Kevin Fallon, The Daily Beast: “For all their coldness and cynicism, both clearly just want to feel and to experience. There’s a sort of blanket sadness and compassion surrounding both characters, which is an interesting antidote to their saltiness and reckless behavior.”
Importantly, we do learn more about each teen’s upbringing and how they came to be where they are. Saraiya: “…(W)hat emerges is a portrait of two characters who find in each other a refuge from an uncaring and often cruel world. Our teenagers can be violent, but as the show makes clear, violence has also been heaped upon them…”
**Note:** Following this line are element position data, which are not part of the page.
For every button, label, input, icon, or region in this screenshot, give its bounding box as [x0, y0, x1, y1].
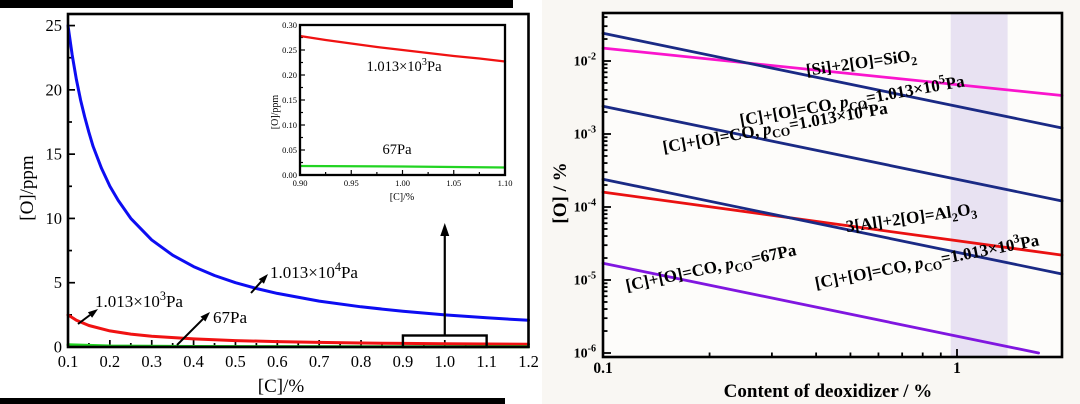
- right-y-tick-label: 10-6: [574, 344, 596, 362]
- x-tick-label: 0.6: [267, 352, 288, 371]
- x-tick-label: 1.0: [434, 352, 455, 371]
- x-tick-label: 0.3: [141, 352, 162, 371]
- inset-y-tick-label: 0.15: [282, 95, 297, 105]
- x-tick-label: 0.4: [183, 352, 204, 371]
- y-tick-label: 20: [46, 80, 63, 99]
- right-y-tick-label: 10-3: [574, 125, 596, 143]
- left-inset-chart: 0.90 0.95 1.00 1.05 1.10 0.00 0.05 0.10 0.15 0.20…: [270, 20, 512, 203]
- y-tick-label: 0: [54, 338, 62, 357]
- line-al: [601, 190, 1064, 257]
- left-panel-bottom-bar: [0, 398, 505, 404]
- inset-y-tick-label: 0.20: [282, 70, 297, 80]
- x-tick-label: 0.2: [100, 352, 121, 371]
- y-tick-label: 25: [46, 16, 63, 35]
- line-co-67: [601, 261, 1040, 355]
- x-tick-label: 1.1: [476, 352, 497, 371]
- inset-label-1: 67Pa: [383, 142, 413, 158]
- right-y-axis-label: [O] / %: [550, 162, 571, 223]
- right-y-tick-label: 10-4: [574, 198, 596, 216]
- inset-y-tick-label: 0.00: [282, 170, 297, 180]
- x-tick-label: 0.7: [309, 352, 330, 371]
- inset-x-tick-label: 1.00: [395, 178, 410, 188]
- inset-y-tick-label: 0.10: [282, 120, 297, 130]
- right-x-tick-label: 0.1: [593, 360, 612, 377]
- inset-x-tick-label: 1.10: [498, 178, 513, 188]
- inset-label-0: 1.013×103Pa: [366, 57, 442, 75]
- x-tick-label: 1.2: [518, 352, 539, 371]
- line-co-1e5: [601, 31, 1064, 130]
- series-0: [66, 24, 530, 322]
- inset-y-tick-label: 0.25: [282, 45, 297, 55]
- line-co-1e3: [601, 177, 1064, 276]
- curve-label-2: 1.013×104Pa: [270, 260, 358, 282]
- y-tick-label: 15: [46, 145, 63, 164]
- inset-x-axis-label: [C]/%: [390, 192, 414, 203]
- line-si: [601, 46, 1064, 97]
- y-tick-label: 5: [54, 273, 62, 292]
- x-tick-label: 0.9: [393, 352, 414, 371]
- inset-series-0: [298, 34, 507, 63]
- x-tick-label: 0.1: [58, 352, 79, 371]
- y-axis-label: [O]/ppm: [17, 155, 38, 221]
- right-chart: 0.1 110-210-310-410-510-6[Si]+2[O]=SiO2[C…: [550, 11, 1064, 402]
- right-x-tick-label: 1: [953, 360, 961, 377]
- inset-x-tick-label: 0.90: [293, 178, 308, 188]
- inset-y-tick-label: 0.30: [282, 20, 297, 30]
- inset-y-axis-label: [O]/ppm: [270, 95, 281, 130]
- right-y-tick-label: 10-2: [574, 52, 596, 70]
- line-co-1e4: [601, 104, 1064, 203]
- x-tick-label: 0.8: [351, 352, 372, 371]
- inset-series-1: [298, 164, 507, 169]
- curve-label-1: 67Pa: [213, 308, 247, 327]
- inset-x-tick-label: 1.05: [446, 178, 461, 188]
- y-tick-label: 10: [46, 209, 63, 228]
- series-1: [66, 313, 530, 346]
- curve-label-0: 1.013×103Pa: [95, 289, 183, 311]
- x-axis-label: [C]/%: [258, 376, 305, 397]
- inset-x-tick-label: 0.95: [344, 178, 359, 188]
- left-panel-top-bar: [0, 0, 513, 8]
- x-tick-label: 0.5: [225, 352, 246, 371]
- right-y-tick-label: 10-5: [574, 271, 596, 289]
- inset-y-tick-label: 0.05: [282, 145, 297, 155]
- right-x-axis-label: Content of deoxidizer / %: [724, 381, 933, 402]
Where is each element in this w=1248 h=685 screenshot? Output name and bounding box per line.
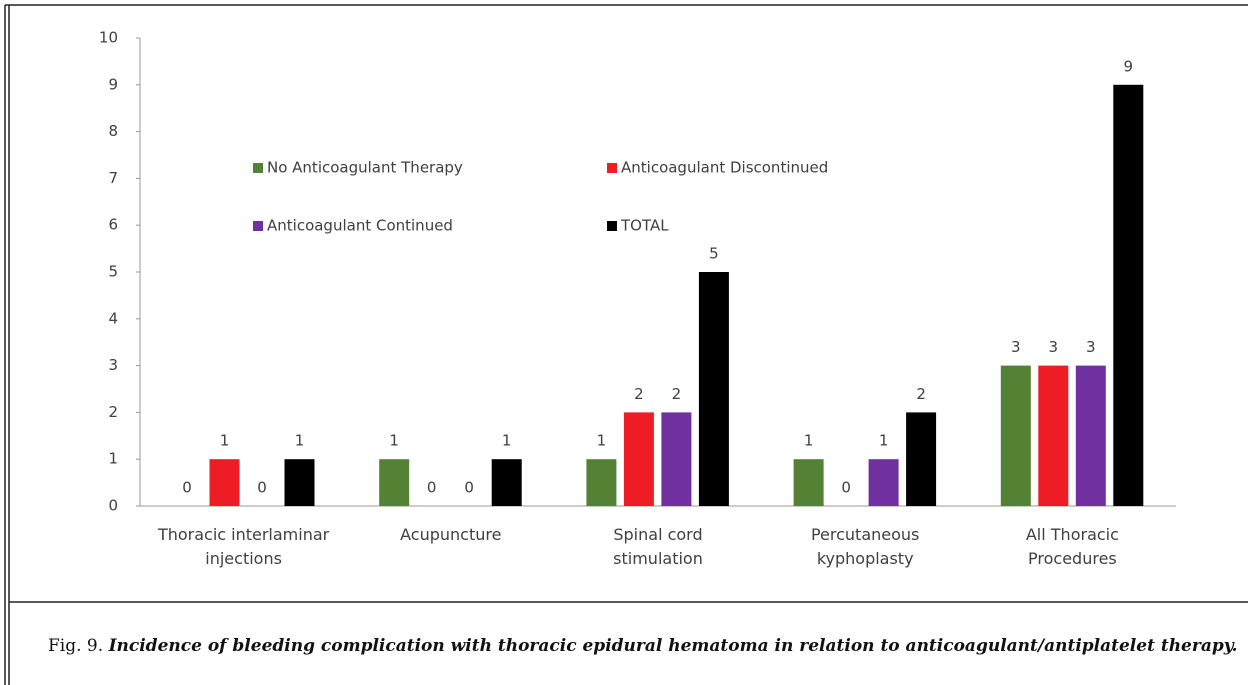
x-tick-label: Acupuncture [400, 525, 502, 544]
bar [1075, 365, 1106, 506]
y-tick-label: 3 [108, 356, 118, 374]
data-label: 2 [634, 385, 644, 403]
x-tick-label: Percutaneous kyphoplasty [810, 525, 920, 568]
legend-swatch [253, 221, 263, 231]
x-tick-label: Thoracic interlaminar injections [157, 525, 330, 568]
y-tick-label: 8 [108, 122, 118, 140]
data-label: 0 [464, 479, 474, 497]
bar [661, 412, 692, 506]
caption-label: Fig. 9. [48, 636, 104, 656]
data-label: 3 [1011, 338, 1021, 356]
data-label: 1 [220, 432, 230, 450]
bar [623, 412, 654, 506]
data-label: 1 [295, 432, 305, 450]
bar [868, 459, 899, 506]
legend-label: Anticoagulant Discontinued [621, 159, 828, 177]
legend-swatch [607, 163, 617, 173]
caption: Fig. 9. Incidence of bleeding complicati… [48, 636, 1238, 656]
data-label: 1 [804, 432, 814, 450]
legend-label: TOTAL [620, 217, 669, 235]
y-tick-label: 1 [108, 450, 118, 468]
legend-swatch [607, 221, 617, 231]
data-label: 0 [841, 479, 851, 497]
x-tick-label: All Thoracic Procedures [1025, 525, 1119, 568]
y-tick-label: 4 [108, 309, 118, 327]
bar [209, 459, 240, 506]
legend-label: No Anticoagulant Therapy [267, 159, 463, 177]
data-label: 3 [1049, 338, 1059, 356]
data-label: 3 [1086, 338, 1096, 356]
bar [906, 412, 937, 506]
caption-text: Incidence of bleeding complication with … [108, 636, 1238, 656]
y-tick-label: 7 [108, 169, 118, 187]
bar [793, 459, 824, 506]
data-label: 1 [879, 432, 889, 450]
bar [1038, 365, 1069, 506]
x-tick-label: Spinal cord stimulation [613, 525, 703, 568]
data-label: 1 [389, 432, 399, 450]
bar [1000, 365, 1031, 506]
data-label: 2 [672, 385, 682, 403]
y-tick-label: 10 [99, 29, 118, 47]
data-label: 2 [916, 385, 926, 403]
data-label: 0 [182, 479, 192, 497]
data-label: 1 [502, 432, 512, 450]
data-label: 1 [597, 432, 607, 450]
data-label: 0 [257, 479, 267, 497]
data-label: 0 [427, 479, 437, 497]
legend-label: Anticoagulant Continued [267, 217, 453, 235]
y-tick-label: 6 [108, 216, 118, 234]
y-tick-label: 2 [108, 403, 118, 421]
bar [698, 272, 729, 506]
data-label: 9 [1124, 57, 1134, 75]
y-tick-label: 0 [108, 497, 118, 515]
y-tick-label: 9 [108, 75, 118, 93]
bar [1113, 84, 1144, 507]
bar [586, 459, 617, 506]
legend-swatch [253, 163, 263, 173]
y-tick-label: 5 [108, 263, 118, 281]
bar [491, 459, 522, 506]
data-label: 5 [709, 245, 719, 263]
bar [284, 459, 315, 506]
bar [379, 459, 410, 506]
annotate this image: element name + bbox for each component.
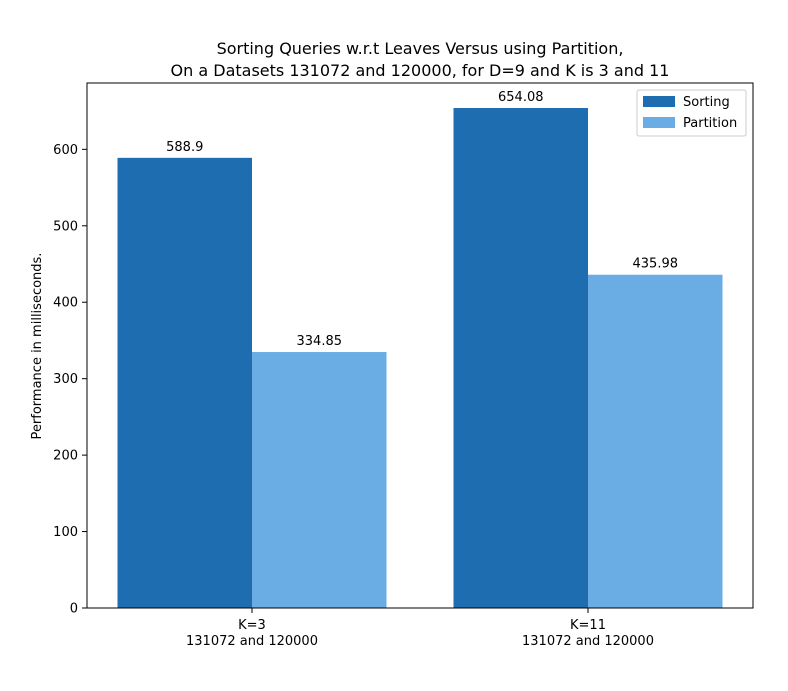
data-label-partition-2: 435.98 <box>633 257 679 272</box>
chart-title-line-2: On a Datasets 131072 and 120000, for D=9… <box>171 61 670 80</box>
y-axis: 0 100 200 300 400 500 600 <box>53 143 87 617</box>
data-label-sorting-2: 654.08 <box>498 90 544 105</box>
y-axis-label: Performance in milliseconds. <box>30 253 45 440</box>
x-tick-label: K=3 <box>238 618 266 633</box>
y-tick-label: 600 <box>53 143 78 158</box>
legend-swatch-partition <box>643 117 675 128</box>
bars-group <box>117 108 723 609</box>
data-label-sorting-1: 588.9 <box>166 140 203 155</box>
x-tick-label: K=11 <box>570 618 606 633</box>
y-tick-label: 400 <box>53 296 78 311</box>
y-tick-label: 500 <box>53 219 78 234</box>
x-tick-label: 131072 and 120000 <box>186 634 318 649</box>
y-tick-label: 300 <box>53 372 78 387</box>
y-tick-label: 0 <box>70 602 78 617</box>
legend-label-sorting: Sorting <box>683 95 730 110</box>
data-label-partition-1: 334.85 <box>297 334 343 349</box>
data-labels-group: 588.9 654.08 334.85 435.98 <box>166 90 678 349</box>
bar-sorting-2 <box>453 108 588 608</box>
x-tick-label: 131072 and 120000 <box>522 634 654 649</box>
bar-partition-2 <box>588 274 723 608</box>
chart-title-line-1: Sorting Queries w.r.t Leaves Versus usin… <box>217 39 624 58</box>
bar-sorting-1 <box>117 157 252 609</box>
y-tick-label: 100 <box>53 525 78 540</box>
legend-label-partition: Partition <box>683 116 737 131</box>
legend-swatch-sorting <box>643 96 675 107</box>
bar-partition-1 <box>252 352 387 608</box>
y-tick-label: 200 <box>53 449 78 464</box>
plot-frame <box>86 82 754 609</box>
legend: Sorting Partition <box>636 89 747 137</box>
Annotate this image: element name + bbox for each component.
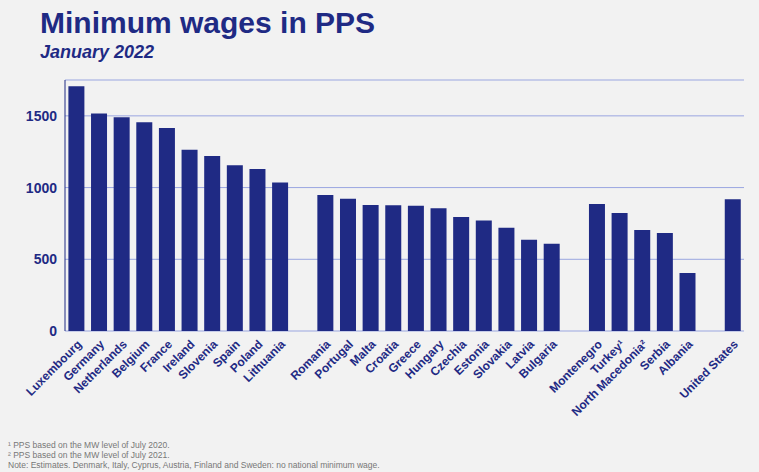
svg-text:Spain: Spain	[209, 337, 243, 371]
svg-text:Belgium: Belgium	[109, 337, 153, 381]
svg-text:Bulgaria: Bulgaria	[516, 337, 560, 381]
svg-text:Montenegro: Montenegro	[546, 337, 605, 396]
svg-text:Estonia: Estonia	[451, 337, 492, 378]
html-text:Minimum wages in PPS: Minimum wages in PPS	[40, 6, 376, 39]
svg-text:Luxembourg: Luxembourg	[23, 337, 85, 399]
svg-text:1000: 1000	[26, 180, 57, 196]
svg-text:Ireland: Ireland	[159, 337, 198, 375]
svg-text:Croatia: Croatia	[362, 337, 402, 377]
svg-text:Slovenia: Slovenia	[175, 337, 221, 382]
svg-text:Netherlands: Netherlands	[70, 337, 130, 397]
svg-text:Romania: Romania	[287, 337, 334, 383]
html-text:Note: Estimates. Denmark, Ital: Note: Estimates. Denmark, Italy, Cyprus,…	[8, 460, 380, 470]
svg-text:0: 0	[49, 323, 57, 339]
svg-text:Poland: Poland	[227, 337, 266, 376]
svg-text:Germany: Germany	[60, 337, 108, 384]
svg-text:500: 500	[34, 251, 58, 267]
svg-text:Lithuania: Lithuania	[241, 337, 289, 385]
svg-text:Greece: Greece	[385, 337, 424, 376]
html-text:¹ PPS based on the MW level of: ¹ PPS based on the MW level of July 2020…	[8, 440, 170, 450]
html-text:² PPS based on the MW level of: ² PPS based on the MW level of July 2021…	[8, 450, 170, 460]
svg-text:Albania: Albania	[655, 337, 696, 378]
svg-text:Turkey¹: Turkey¹	[587, 337, 628, 378]
svg-text:Czechia: Czechia	[427, 337, 470, 380]
svg-text:Portugal: Portugal	[311, 337, 357, 382]
svg-text:Serbia: Serbia	[637, 337, 673, 374]
html-text:January 2022: January 2022	[40, 42, 155, 62]
svg-text:North Macedonia²: North Macedonia²	[569, 337, 651, 419]
svg-text:United States: United States	[677, 337, 741, 401]
svg-text:1500: 1500	[26, 108, 57, 124]
svg-text:Latvia: Latvia	[502, 337, 538, 372]
svg-text:France: France	[137, 337, 175, 375]
svg-text:Malta: Malta	[347, 337, 379, 369]
svg-text:Hungary: Hungary	[402, 337, 447, 382]
svg-text:Slovakia: Slovakia	[470, 337, 515, 382]
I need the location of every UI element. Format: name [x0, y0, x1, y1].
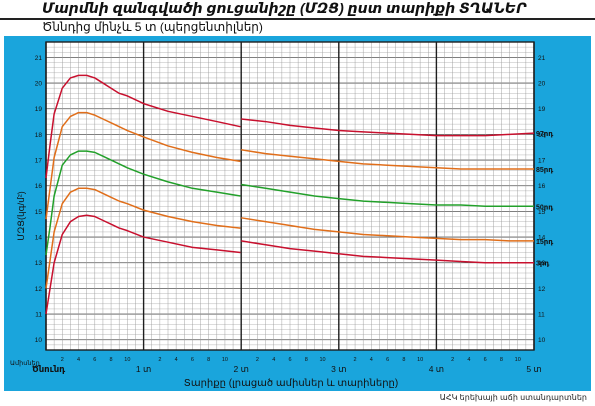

Do you think you now get the gist of this series? If not, you’re not alone. “The best thing about ‘The End of the F***ing World’ is that it’s hard to describe,” notes Saraiya. “It’s funny, and it’s sweet; it’s violent, and it’s romantic. Its leads are both reprehensible and totally sympathetic; both scared kids and responsible adults.”
In addition to garnering much enthusiasm from viewers, including an 8.5 on IMDB, The End also has a phenomenal retro soundtrack featuring songs from a wide variety of genres.
Wanna know how it all winds up for James and Alyssa? Just look at the title, says Jen Chaney in the aforementioned Vulture review. “[It] tells us pretty clearly,” she states, “that this show won’t have a happy ending. But even in its tragic moments, there are still glimmers of loveliness in The End of the F***ing World. You just have to be patient, and watch closely, to fully see them.”